The House Energy & Commerce Committee (E&C) — chaired by Representative Henry Waxman (D- Hollywood) — continues to work overtime to make energy harder to produce, more expensive, more imported and more rare. Using the tragic Gulf spill as justification, the committee unanimously passed the “Blowout Prevention Act of 2010” on the same day BP finally achieved some success in controlling its out-of-control Macondo well. With this bill, Chairman Waxman is leaping before he looks, with serious consequences for US energy and national security, as well as for the jobs of not just the hundreds of thousands who work in the offshore energy industry, but their counterparts on land, as well.

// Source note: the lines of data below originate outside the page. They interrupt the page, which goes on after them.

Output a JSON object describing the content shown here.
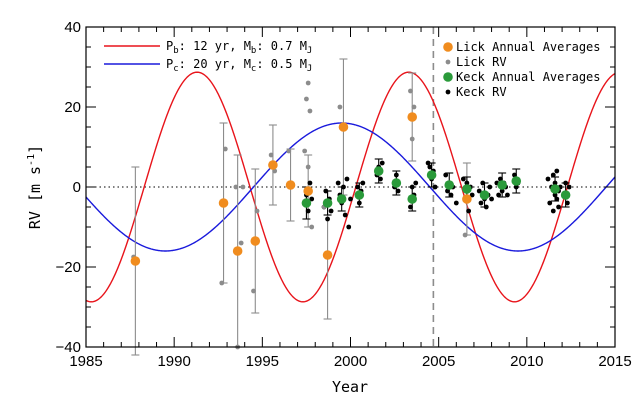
{
  "chart_data": {
    "type": "scatter",
    "xlabel": "Year",
    "ylabel_main": "RV [m s",
    "ylabel_sup": "-1",
    "ylabel_tail": "]",
    "xlim": [
      1985,
      2015
    ],
    "ylim": [
      -40,
      40
    ],
    "xticks": [
      1985,
      1990,
      1995,
      2000,
      2005,
      2010,
      2015
    ],
    "yticks": [
      -40,
      -20,
      0,
      20,
      40
    ],
    "x_tick_labels": [
      "1985",
      "1990",
      "1995",
      "2000",
      "2005",
      "2010",
      "2015"
    ],
    "y_tick_labels": [
      "−40",
      "−20",
      "0",
      "20",
      "40"
    ],
    "zero_line": 0,
    "vertical_line_x": 2004.7,
    "colors": {
      "planet_b": "#e8141b",
      "planet_c": "#1a1adc",
      "lick_avg": "#f08c1e",
      "lick_rv": "#8c8c8c",
      "keck_avg": "#2a9a3a",
      "keck_rv": "#000000",
      "error_bar": "#8c8c8c",
      "vline": "#8c8c8c"
    },
    "legend_left_placement": "top-left",
    "legend_right_placement": "top-right",
    "models": [
      {
        "name": "b",
        "period": 12,
        "amplitude": 28.7,
        "peak_year": 1991.3,
        "color_key": "planet_b",
        "label": {
          "p": "P",
          "psub": "b",
          "prest": ": 12 yr, ",
          "m": "M",
          "msub": "b",
          "mrest": ": 0.7 M",
          "unit_sub": "J"
        }
      },
      {
        "name": "c",
        "period": 20,
        "amplitude": 16,
        "peak_year": 1999.5,
        "color_key": "planet_c",
        "label": {
          "p": "P",
          "psub": "c",
          "prest": ": 20 yr, ",
          "m": "M",
          "msub": "c",
          "mrest": ": 0.5 M",
          "unit_sub": "J"
        }
      }
    ],
    "legend_right": [
      {
        "label": "Lick Annual Averages",
        "color_key": "lick_avg",
        "size": "big"
      },
      {
        "label": "Lick RV",
        "color_key": "lick_rv",
        "size": "small"
      },
      {
        "label": "Keck Annual Averages",
        "color_key": "keck_avg",
        "size": "big"
      },
      {
        "label": "Keck RV",
        "color_key": "keck_rv",
        "size": "small"
      }
    ],
    "lick_averages": [
      {
        "x": 1987.8,
        "y": -18.5,
        "err": 23.5
      },
      {
        "x": 1992.8,
        "y": -4,
        "err": 20
      },
      {
        "x": 1993.6,
        "y": -16,
        "err": 24
      },
      {
        "x": 1994.6,
        "y": -13.5,
        "err": 18
      },
      {
        "x": 1995.6,
        "y": 5.5,
        "err": 10
      },
      {
        "x": 1996.6,
        "y": 0.5,
        "err": 9
      },
      {
        "x": 1997.6,
        "y": -1,
        "err": 9
      },
      {
        "x": 1998.7,
        "y": -17,
        "err": 16
      },
      {
        "x": 1999.6,
        "y": 15,
        "err": 17
      },
      {
        "x": 2003.5,
        "y": 17.5,
        "err": 11
      },
      {
        "x": 2006.6,
        "y": -3,
        "err": 9
      }
    ],
    "keck_averages": [
      {
        "x": 1997.5,
        "y": -4,
        "err": 4
      },
      {
        "x": 1998.7,
        "y": -4,
        "err": 3
      },
      {
        "x": 1999.5,
        "y": -3,
        "err": 3
      },
      {
        "x": 2000.5,
        "y": -2,
        "err": 3
      },
      {
        "x": 2001.6,
        "y": 4,
        "err": 3
      },
      {
        "x": 2002.6,
        "y": 1,
        "err": 3
      },
      {
        "x": 2003.5,
        "y": -3,
        "err": 3
      },
      {
        "x": 2004.6,
        "y": 3,
        "err": 3
      },
      {
        "x": 2005.6,
        "y": 0.5,
        "err": 3
      },
      {
        "x": 2006.6,
        "y": -0.5,
        "err": 3
      },
      {
        "x": 2007.6,
        "y": -2,
        "err": 3
      },
      {
        "x": 2008.6,
        "y": 0.5,
        "err": 3
      },
      {
        "x": 2009.4,
        "y": 1.5,
        "err": 3
      },
      {
        "x": 2011.6,
        "y": -0.5,
        "err": 3
      },
      {
        "x": 2012.2,
        "y": -2,
        "err": 3
      }
    ],
    "lick_rv": [
      [
        1987.7,
        -17.5
      ],
      [
        1992.7,
        -24
      ],
      [
        1992.9,
        9.5
      ],
      [
        1993.5,
        0
      ],
      [
        1993.6,
        -40
      ],
      [
        1993.8,
        -14
      ],
      [
        1993.9,
        0
      ],
      [
        1994.5,
        -26
      ],
      [
        1994.7,
        -6
      ],
      [
        1995.5,
        8
      ],
      [
        1995.7,
        4
      ],
      [
        1996.5,
        9
      ],
      [
        1996.6,
        0
      ],
      [
        1997.4,
        9
      ],
      [
        1997.5,
        22
      ],
      [
        1997.6,
        26
      ],
      [
        1997.7,
        19
      ],
      [
        1997.8,
        -10
      ],
      [
        1997.6,
        5
      ],
      [
        1998.5,
        -5
      ],
      [
        1998.7,
        -16.5
      ],
      [
        1999.4,
        20
      ],
      [
        1999.6,
        15
      ],
      [
        2003.4,
        24
      ],
      [
        2003.5,
        12
      ],
      [
        2003.6,
        20
      ],
      [
        2006.5,
        -12
      ],
      [
        2006.6,
        -1
      ]
    ],
    "keck_rv": [
      [
        1997.5,
        -2
      ],
      [
        1997.6,
        -6
      ],
      [
        1997.7,
        1
      ],
      [
        1997.8,
        -3
      ],
      [
        1998.5,
        -5
      ],
      [
        1998.6,
        -1
      ],
      [
        1998.7,
        -8
      ],
      [
        1998.8,
        -3
      ],
      [
        1998.9,
        -6
      ],
      [
        1999.3,
        1
      ],
      [
        1999.4,
        -2
      ],
      [
        1999.5,
        -4
      ],
      [
        1999.6,
        0
      ],
      [
        1999.7,
        -7
      ],
      [
        1999.8,
        2
      ],
      [
        1999.9,
        -10
      ],
      [
        2000.0,
        -3
      ],
      [
        2000.4,
        0
      ],
      [
        2000.5,
        -4
      ],
      [
        2000.6,
        -1
      ],
      [
        2000.7,
        1
      ],
      [
        2001.5,
        3
      ],
      [
        2001.6,
        5
      ],
      [
        2001.7,
        2
      ],
      [
        2001.8,
        6
      ],
      [
        2002.5,
        0
      ],
      [
        2002.6,
        3
      ],
      [
        2002.7,
        -1
      ],
      [
        2003.4,
        -5
      ],
      [
        2003.5,
        0
      ],
      [
        2003.6,
        -2
      ],
      [
        2003.7,
        1
      ],
      [
        2004.4,
        6
      ],
      [
        2004.5,
        5
      ],
      [
        2004.6,
        2
      ],
      [
        2004.7,
        4
      ],
      [
        2004.8,
        0
      ],
      [
        2005.4,
        3
      ],
      [
        2005.5,
        -1
      ],
      [
        2005.6,
        1
      ],
      [
        2005.7,
        -2
      ],
      [
        2005.8,
        0
      ],
      [
        2006.0,
        -4
      ],
      [
        2006.4,
        2
      ],
      [
        2006.5,
        -3
      ],
      [
        2006.6,
        1
      ],
      [
        2006.7,
        -6
      ],
      [
        2006.8,
        0
      ],
      [
        2006.9,
        -2
      ],
      [
        2007.3,
        -1
      ],
      [
        2007.4,
        -4
      ],
      [
        2007.5,
        1
      ],
      [
        2007.6,
        -3
      ],
      [
        2007.7,
        -5
      ],
      [
        2007.8,
        -2
      ],
      [
        2007.9,
        0
      ],
      [
        2008.0,
        -3
      ],
      [
        2008.3,
        1
      ],
      [
        2008.4,
        -2
      ],
      [
        2008.5,
        2
      ],
      [
        2008.6,
        -1
      ],
      [
        2008.7,
        1
      ],
      [
        2008.8,
        0
      ],
      [
        2008.9,
        -2
      ],
      [
        2009.3,
        3
      ],
      [
        2009.4,
        0
      ],
      [
        2009.5,
        1
      ],
      [
        2011.2,
        2
      ],
      [
        2011.3,
        -4
      ],
      [
        2011.4,
        0
      ],
      [
        2011.5,
        -6
      ],
      [
        2011.5,
        3
      ],
      [
        2011.6,
        -2
      ],
      [
        2011.6,
        1
      ],
      [
        2011.7,
        -3
      ],
      [
        2011.7,
        4
      ],
      [
        2011.8,
        -1
      ],
      [
        2011.8,
        -5
      ],
      [
        2011.9,
        0
      ],
      [
        2012.1,
        -2
      ],
      [
        2012.2,
        1
      ],
      [
        2012.3,
        -4
      ],
      [
        2012.4,
        0
      ]
    ]
  }
}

He is leaping off a cliff while holding onto America’s arm.
Rather than waiting to find out what went wrong and working to fix it, E&C passed an expansive new bill that micromanages federal offshore oil rig technical requirements, in a “shoot first and then ask questions” approach that helps explain congress’s growing dislike by the public.

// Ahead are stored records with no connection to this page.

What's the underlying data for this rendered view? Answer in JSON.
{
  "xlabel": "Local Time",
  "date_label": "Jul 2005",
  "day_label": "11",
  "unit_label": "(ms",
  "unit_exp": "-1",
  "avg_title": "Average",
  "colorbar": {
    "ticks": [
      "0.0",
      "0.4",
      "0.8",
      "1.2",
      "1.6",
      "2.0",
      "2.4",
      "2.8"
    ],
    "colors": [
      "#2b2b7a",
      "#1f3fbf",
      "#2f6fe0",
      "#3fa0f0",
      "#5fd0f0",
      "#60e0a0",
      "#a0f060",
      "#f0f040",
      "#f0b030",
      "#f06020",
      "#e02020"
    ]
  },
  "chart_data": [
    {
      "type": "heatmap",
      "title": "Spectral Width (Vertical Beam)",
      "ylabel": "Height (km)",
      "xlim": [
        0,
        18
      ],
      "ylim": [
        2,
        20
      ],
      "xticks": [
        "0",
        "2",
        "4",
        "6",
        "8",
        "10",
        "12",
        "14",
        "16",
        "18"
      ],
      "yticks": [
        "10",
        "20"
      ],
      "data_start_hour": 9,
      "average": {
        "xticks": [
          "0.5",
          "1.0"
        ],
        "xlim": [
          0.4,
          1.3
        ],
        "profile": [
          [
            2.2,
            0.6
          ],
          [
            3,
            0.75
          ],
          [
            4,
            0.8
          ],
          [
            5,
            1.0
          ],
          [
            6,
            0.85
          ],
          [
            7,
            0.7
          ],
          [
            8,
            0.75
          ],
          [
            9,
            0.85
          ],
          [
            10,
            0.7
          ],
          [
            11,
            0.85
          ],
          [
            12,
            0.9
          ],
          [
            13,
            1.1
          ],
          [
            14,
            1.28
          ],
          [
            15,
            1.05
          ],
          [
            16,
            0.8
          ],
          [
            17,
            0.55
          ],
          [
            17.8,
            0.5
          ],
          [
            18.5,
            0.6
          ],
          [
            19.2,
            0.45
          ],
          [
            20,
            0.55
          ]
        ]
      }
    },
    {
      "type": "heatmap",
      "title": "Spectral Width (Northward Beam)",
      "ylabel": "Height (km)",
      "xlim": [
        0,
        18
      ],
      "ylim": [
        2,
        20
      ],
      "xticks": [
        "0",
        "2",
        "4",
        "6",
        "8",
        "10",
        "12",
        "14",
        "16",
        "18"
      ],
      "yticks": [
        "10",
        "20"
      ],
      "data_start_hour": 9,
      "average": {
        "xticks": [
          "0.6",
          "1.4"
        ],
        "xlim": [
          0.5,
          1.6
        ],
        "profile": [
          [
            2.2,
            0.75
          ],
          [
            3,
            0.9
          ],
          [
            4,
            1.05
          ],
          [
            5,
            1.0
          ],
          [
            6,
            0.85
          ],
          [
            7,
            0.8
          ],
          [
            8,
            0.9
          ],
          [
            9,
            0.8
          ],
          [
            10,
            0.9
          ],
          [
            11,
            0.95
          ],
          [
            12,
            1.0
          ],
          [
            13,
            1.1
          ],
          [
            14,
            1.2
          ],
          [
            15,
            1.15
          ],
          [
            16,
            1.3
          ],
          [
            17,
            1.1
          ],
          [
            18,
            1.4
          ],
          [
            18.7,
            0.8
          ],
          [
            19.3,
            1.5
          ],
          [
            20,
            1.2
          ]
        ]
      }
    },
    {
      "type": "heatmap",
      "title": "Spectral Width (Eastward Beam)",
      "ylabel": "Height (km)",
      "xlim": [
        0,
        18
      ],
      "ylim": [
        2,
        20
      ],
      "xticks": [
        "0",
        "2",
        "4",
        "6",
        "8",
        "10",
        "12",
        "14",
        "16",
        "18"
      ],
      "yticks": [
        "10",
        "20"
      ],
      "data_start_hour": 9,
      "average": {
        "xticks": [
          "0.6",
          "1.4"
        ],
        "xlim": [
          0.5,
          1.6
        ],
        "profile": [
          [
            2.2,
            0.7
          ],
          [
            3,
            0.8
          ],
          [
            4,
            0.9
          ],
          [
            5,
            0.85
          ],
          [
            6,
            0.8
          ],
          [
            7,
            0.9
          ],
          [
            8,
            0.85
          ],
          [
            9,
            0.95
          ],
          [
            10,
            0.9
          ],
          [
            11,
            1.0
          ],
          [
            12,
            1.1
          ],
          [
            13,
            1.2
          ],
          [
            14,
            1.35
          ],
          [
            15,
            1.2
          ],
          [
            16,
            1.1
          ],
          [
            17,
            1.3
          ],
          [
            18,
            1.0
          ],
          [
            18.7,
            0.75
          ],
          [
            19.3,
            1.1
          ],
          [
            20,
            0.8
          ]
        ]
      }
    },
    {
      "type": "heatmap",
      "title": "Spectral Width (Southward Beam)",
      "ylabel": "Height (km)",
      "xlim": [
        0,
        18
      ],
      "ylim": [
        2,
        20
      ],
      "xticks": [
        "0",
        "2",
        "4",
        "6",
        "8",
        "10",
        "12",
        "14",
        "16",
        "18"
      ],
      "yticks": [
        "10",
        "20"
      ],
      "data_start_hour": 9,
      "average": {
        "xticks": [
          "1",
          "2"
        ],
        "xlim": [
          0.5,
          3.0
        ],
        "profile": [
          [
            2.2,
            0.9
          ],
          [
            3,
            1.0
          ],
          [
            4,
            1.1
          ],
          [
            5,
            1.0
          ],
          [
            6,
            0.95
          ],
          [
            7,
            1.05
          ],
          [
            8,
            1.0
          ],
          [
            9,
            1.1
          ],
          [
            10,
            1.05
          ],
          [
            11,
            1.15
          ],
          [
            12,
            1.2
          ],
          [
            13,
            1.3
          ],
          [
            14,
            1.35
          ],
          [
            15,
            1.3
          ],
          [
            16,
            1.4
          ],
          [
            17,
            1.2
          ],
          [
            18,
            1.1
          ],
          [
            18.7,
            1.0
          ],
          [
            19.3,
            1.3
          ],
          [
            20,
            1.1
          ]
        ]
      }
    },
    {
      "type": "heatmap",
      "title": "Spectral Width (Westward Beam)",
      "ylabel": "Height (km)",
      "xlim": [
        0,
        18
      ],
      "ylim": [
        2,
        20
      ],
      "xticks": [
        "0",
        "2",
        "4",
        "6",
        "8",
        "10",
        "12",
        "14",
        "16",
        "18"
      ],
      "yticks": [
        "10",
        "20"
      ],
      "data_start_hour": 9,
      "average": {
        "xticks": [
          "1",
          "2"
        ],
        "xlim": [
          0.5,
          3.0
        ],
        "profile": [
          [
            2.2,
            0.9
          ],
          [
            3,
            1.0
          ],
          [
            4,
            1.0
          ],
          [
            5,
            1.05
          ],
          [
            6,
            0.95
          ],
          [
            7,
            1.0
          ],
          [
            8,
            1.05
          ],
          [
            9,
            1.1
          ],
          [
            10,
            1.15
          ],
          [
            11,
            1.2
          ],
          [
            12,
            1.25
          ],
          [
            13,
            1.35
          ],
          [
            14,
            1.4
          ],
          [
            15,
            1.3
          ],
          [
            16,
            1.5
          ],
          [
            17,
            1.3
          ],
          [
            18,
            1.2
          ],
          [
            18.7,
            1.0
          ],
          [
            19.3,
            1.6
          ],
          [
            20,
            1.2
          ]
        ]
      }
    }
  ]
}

Although it is common today for congress to leap before they look in an attempt to be seen as doing something, anything, about the issue du jour, it was not always so. For example, when the Space Shuttle Challenger explosion in 1986 prompted the establishment of a blue ribbon presidential commission to investigate, they discovered the problem and said this about the legislative branch of government in their report:
“Congress recognized the desirability, in the first instance, of having a single investigation of this national tragedy. It very responsibly agreed to await the Commission’s findings before deciding what further action might be necessary to carry out its responsibilities.
In today’s case of the gulf spill, the president has appointed a panel of apparently like-minded individuals so controversial that committees in both the House and Senate have passed legislation establishing an independent panel, including in an amendment to Mr. Waxman’s bill. And with the passage of this bill, congress is clearly not “responsibly await(ing) the Commission’s findings.”
But in what is the most stunning power grab of all, the bill for the first time ever requires federal permission for every onshore oil or gas well drilled in the United States, including those on state and private lands. If you’re wondering why a bill prompted by an offshore oil spill should have any effect on wells on land, you’re not alone. Washington politicians apparently think they can do everything better than states and local governments. And they also appear to never want to “let a crisis go to waste.”
Ever since Colonel Drake drilled the first well in 1859, permitting wells on private and state lands has been the responsibility of the States. Certain federal laws, such as the Clean Air Act and Clean Water Act, apply to the drilling of a well, but not the actual practice of drilling the well. The Waxman bill makes state regulation of wells subject to federal approval, and in the absence of such approval, requires operators to obtain federal permits. In other words, drilling an oil or gas well under this bill has become federalized.
Currently, there are about 1 million producing oil and gas wells spread throughout the United States, the vast majority on state and private lands. States have adjusted their permitting to meet the conditions on the ground and have a stellar track record of working to enhance and improve operational safety while minimizing environmental impacts. After all, a state’s residents are the ones who live with the consequences of bad decisions, and are best prepared to balance the costs and benefits of a particular regulation.
But under this bill Texas – with almost 250,000 operating wells and California – with over 50,000 wells, are deemed incapable of what they’ve been doing for a century unless they seek and are awarded federal approval. And while “marginal wells” (those producing 10 barrels or less per day) are exempted from the bill, it is silent on how someone can validate that a well he intends to drill is marginal before he drills it.
This is the kind of nonsense that passes for legislation today. The only thing that is certain about this bill is that it will make it harder to produce domestic energy, create uncertainty for domestic producers and all the jobs they support, and lead to making the US less competitive in energy production and more reliant on foreign sources of energy made competitive by the visible hand of government malfeasance.
If it is truly Washington’s wish to “get us off of oil” they should have the discussion out in the open, rather than hiding it behind the public’s rational concern about the spill in the Gulf. Leadership in Washington also requires them to review whether their own actions are making our energy outlook worse, rather than better. But don’t expect to see those types of hearings from a group that leaps before it looks.